- The Terry Curtis incarnation of Cyclotron as depicted in Who's Who: The Definitive Directory of the DC Universe #5 (July 1985). Art by Jerry Ordway.

Publication information
- Publisher: DC Comics
- First appearance: Terry Curtis: Action Comics #21 (1940) as Cyclotron: All-Star Squadron #21 (1983)
- Created by: Terry Curtis: Jerry Siegel and Joe Shuster Cyclotron: Roy Thomas

In-story information
- Alter ego: Terrence Kurtzberger
- Species: Metahuman
- Abilities: Superhuman strength; Flight; Atomic manipulation;

= Cyclotron (character) =

Cyclotron is the name of two characters appearing in American comic books published by DC Comics. Though a minor character, he holds an important place in the history of the Justice Society as a source of power and inspiration for both the Atom and Atom Smasher.

==Publication history==
Terry Curtis was originally an obscure one-shot Superman character in Action Comics #21 (1940) who was a scientist who was kidnapped by Ultra-Humanite and forced to build an "atomic disintegrator".

Roy Thomas reinvented the character as Cyclotron, a reluctant supervillain, in All-Star Squadron #21 (1983) from DC Comics. He was one of the few original villains retroactively added to DC's Golden Age era in the series.

==Fictional character biography==
===Terry Curtis===
Terry Curtis was an atomic scientist in the 1930s and 1940s. Born Terrence Kurtzenberg, he had later Anglicized his name. In the past, he had a brief romantic relationship with Danette Reilly, the second Firebrand. Curtis gains superpowers after being captured and experimented on by Ultra-Humanite, who intends to make use of his knowledge.
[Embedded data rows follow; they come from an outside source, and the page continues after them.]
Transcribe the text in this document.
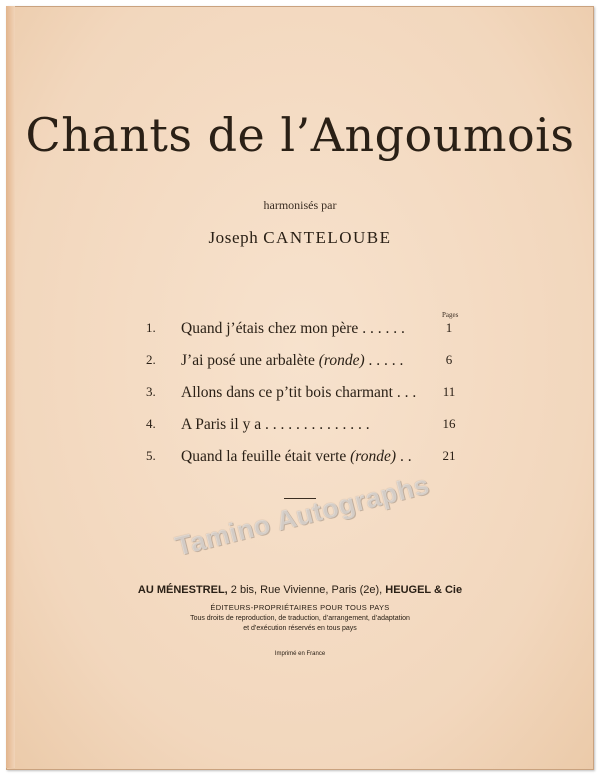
Chants de l’Angoumois
harmonisés par
Joseph CANTELOUBE
Pages
1.	Quand j’étais chez mon père . . . . . .	1
2.	J’ai posé une arbalète (ronde) . . . . .	6
3.	Allons dans ce p’tit bois charmant . . .	11
4.	A Paris il y a . . . . . . . . . . . . . .	16
5.	Quand la feuille était verte (ronde) . .	21
Tamino Autographs
AU MÉNESTREL, 2 bis, Rue Vivienne, Paris (2e), HEUGEL & Cie
ÉDITEURS-PROPRIÉTAIRES POUR TOUS PAYS
Tous droits de reproduction, de traduction, d’arrangement, d’adaptation
et d’exécution réservés en tous pays
Imprimé en France
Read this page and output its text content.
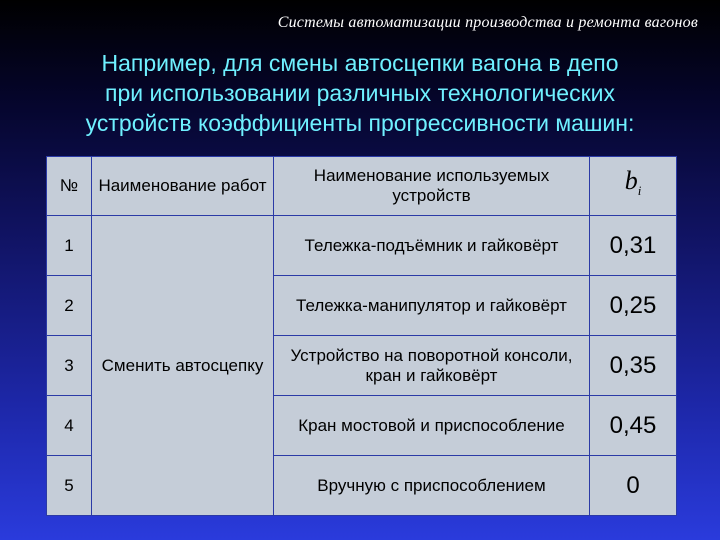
Системы автоматизации производства и ремонта вагонов
Например, для смены автосцепки вагона в депо
при использовании различных технологических
устройств коэффициенты прогрессивности машин:
№	Наименование работ	Наименование используемых устройств	$b_i$
1	Сменить автосцепку	Тележка-подъёмник и гайковёрт	0,31
2		Тележка-манипулятор и гайковёрт	0,25
3		Устройство на поворотной консоли, кран и гайковёрт	0,35
4		Кран мостовой и приспособление	0,45
5		Вручную с приспособлением	0
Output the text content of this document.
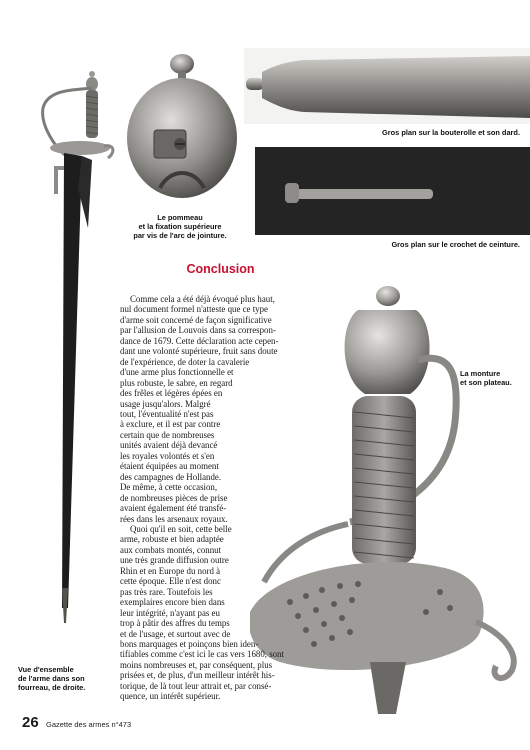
Le pommeau
et la fixation supérieure
par vis de l'arc de jointure.
Gros plan sur la bouterolle et son dard.
Gros plan sur le crochet de ceinture.
Conclusion
La monture
et son plateau.
Comme cela a été déjà évoqué plus haut,
nul document formel n'atteste que ce type
d'arme soit concerné de façon significative
par l'allusion de Louvois dans sa correspon-
dance de 1679. Cette déclaration acte cepen-
dant une volonté supérieure, fruit sans doute
de l'expérience, de doter la cavalerie
d'une arme plus fonctionnelle et
plus robuste, le sabre, en regard
des frêles et légères épées en
usage jusqu'alors. Malgré
tout, l'éventualité n'est pas
à exclure, et il est par contre
certain que de nombreuses
unités avaient déjà devancé
les royales volontés et s'en
étaient équipées au moment
des campagnes de Hollande.
De même, à cette occasion,
de nombreuses pièces de prise
avaient également été transfé-
rées dans les arsenaux royaux.
Quoi qu'il en soit, cette belle
arme, robuste et bien adaptée
aux combats montés, connut
une très grande diffusion outre
Rhin et en Europe du nord à
cette époque. Elle n'est donc
pas très rare. Toutefois les
exemplaires encore bien dans
leur intégrité, n'ayant pas eu
trop à pâtir des affres du temps
et de l'usage, et surtout avec de
bons marquages et poinçons bien iden-
tifiables comme c'est ici le cas vers 1680, sont
moins nombreuses et, par conséquent, plus
prisées et, de plus, d'un meilleur intérêt his-
torique, de là tout leur attrait et, par consé-
quence, un intérêt supérieur.
Vue d'ensemble
de l'arme dans son
fourreau, de droite.
26 Gazette des armes n°473
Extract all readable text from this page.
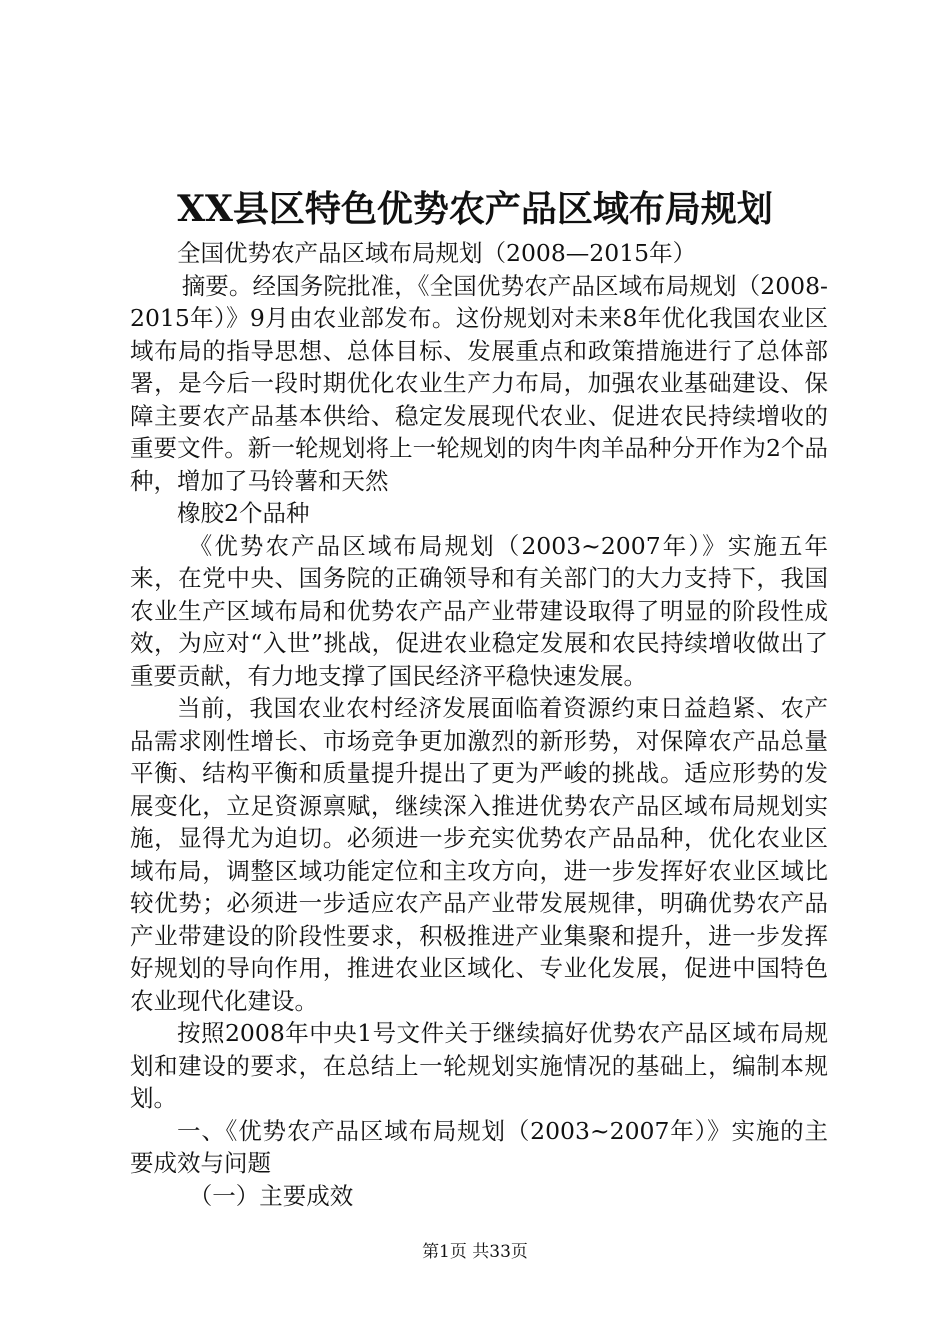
XX县区特色优势农产品区域布局规划

全国优势农产品区域布局规划（2008—2015年）

摘要。经国务院批准，《全国优势农产品区域布局规划（2008-2015年）》9月由农业部发布。这份规划对未来8年优化我国农业区域布局的指导思想、总体目标、发展重点和政策措施进行了总体部署，是今后一段时期优化农业生产力布局，加强农业基础建设、保障主要农产品基本供给、稳定发展现代农业、促进农民持续增收的重要文件。新一轮规划将上一轮规划的肉牛肉羊品种分开作为2个品种，增加了马铃薯和天然

橡胶2个品种

《优势农产品区域布局规划（2003~2007年）》实施五年来，在党中央、国务院的正确领导和有关部门的大力支持下，我国农业生产区域布局和优势农产品产业带建设取得了明显的阶段性成效，为应对“入世”挑战，促进农业稳定发展和农民持续增收做出了重要贡献，有力地支撑了国民经济平稳快速发展。

当前，我国农业农村经济发展面临着资源约束日益趋紧、农产品需求刚性增长、市场竞争更加激烈的新形势，对保障农产品总量平衡、结构平衡和质量提升提出了更为严峻的挑战。适应形势的发展变化，立足资源禀赋，继续深入推进优势农产品区域布局规划实施，显得尤为迫切。必须进一步充实优势农产品品种，优化农业区域布局，调整区域功能定位和主攻方向，进一步发挥好农业区域比较优势；必须进一步适应农产品产业带发展规律，明确优势农产品产业带建设的阶段性要求，积极推进产业集聚和提升，进一步发挥好规划的导向作用，推进农业区域化、专业化发展，促进中国特色农业现代化建设。

按照2008年中央1号文件关于继续搞好优势农产品区域布局规划和建设的要求，在总结上一轮规划实施情况的基础上，编制本规划。

一、《优势农产品区域布局规划（2003~2007年）》实施的主要成效与问题

（一）主要成效

第1页 共33页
Used as a pawn by the villain, Curtis is forced to battle the All-Star Squadron. The Atom confronts Curtis and is exposed to his radiation, eventually gaining superpowers himself. Curtis is killed after attempting to kill Ultra-Humanite by detonating himself. Curtis' daughter Terri eventually has a son, Albert, who gains superpowers from her and Terry's exposure to radiation.

===Clarence Simms===
In 2016, DC Comics implemented a relaunch of its books called "DC Rebirth", which restored its continuity to a form much as it was prior to "The New 52" reboot. Clarence Simms appears in the crossover series Justice League vs Suicide Squad as a member of the initial Suicide Squad. On a mission to Jagsun, he organizes a double cross to take the island's God-Engine for himself, but is killed by Waller.

==Powers and abilities==
The first Cyclotron has immense strength, the ability to fly, project blasts of atomic energy, and manipulate matter on a molecular level. He can even sap his opponent's physique by touching them. He additionally possesses expertise in science.

The second Cyclotron is capable of generating energy.

==In other media==

- An original incarnation of Cyclotron appears in the Super Powers Collection action figure line and its tie-in comic. This version, also known as Alex LeWitt, is an android created by Superman who was programmed with all the powers and weaknesses of every superhero and supervillain to serve as the Justice League's tactician.
- A figure of Cyclotron was released in the DC Universe Classics line in April 2010.